Simon Keenlyside's nervily cheerful Budd seemed even more vulnerable beside him. His voice seemed fragile, less beautiful in his monologues than in some other comparable performances, but this could have been because he was colouring every note to express the meaning of the words. His famous dawn monologue, "Billy in the darbies", was heart-breaking, far from pretty, but the following monologue, "Can't shake hands", in which he comes to terms with dying, turned out to be even more of a tour de force, both as a dramatic composition and as a performance.

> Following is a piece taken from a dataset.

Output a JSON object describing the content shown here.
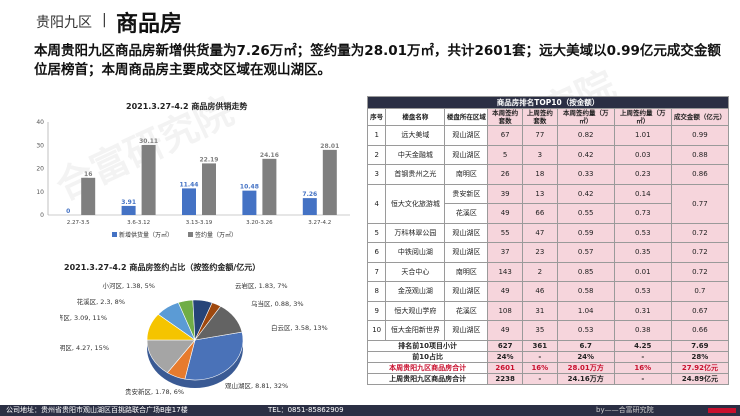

Philip Langridge as Vere was also vulnerable, his singing not particularly beautiful but agonizingly expressive. His frame-closing monologue combined nostalgia and a kind of redemption through accepting despair that left the audience stunned for many seconds after the music ended.

The rest of the cast was impeccable, and luxurious, down to the excellent young tenor Daniel Norman singing a few bars as Maintop. Clive Bayley, who must be heir-apparent to John Tomlinson, was a mellifluous Dansker, and Mark Padmore a disturbed, destroyed, Novice. Alan Opie and Francis Egerton were only the best of a cast of supporting characters worthy of a Powell and Pressburger film.

Perhaps in the same spirit, Richard Hickox and the London Symphony Orchestra made the music sound more like a Korngold film score that you would have believed possible, though there echoes of Paul Bunyan in Billy Budd that point to the German-American popular art-music genre. The men's voices of the London Symphony Chorus were stirring and at times frightening. Not having to scurry around decks and fire cannon, they were able to concentrate on the suppressed rage of the sailor's collective music.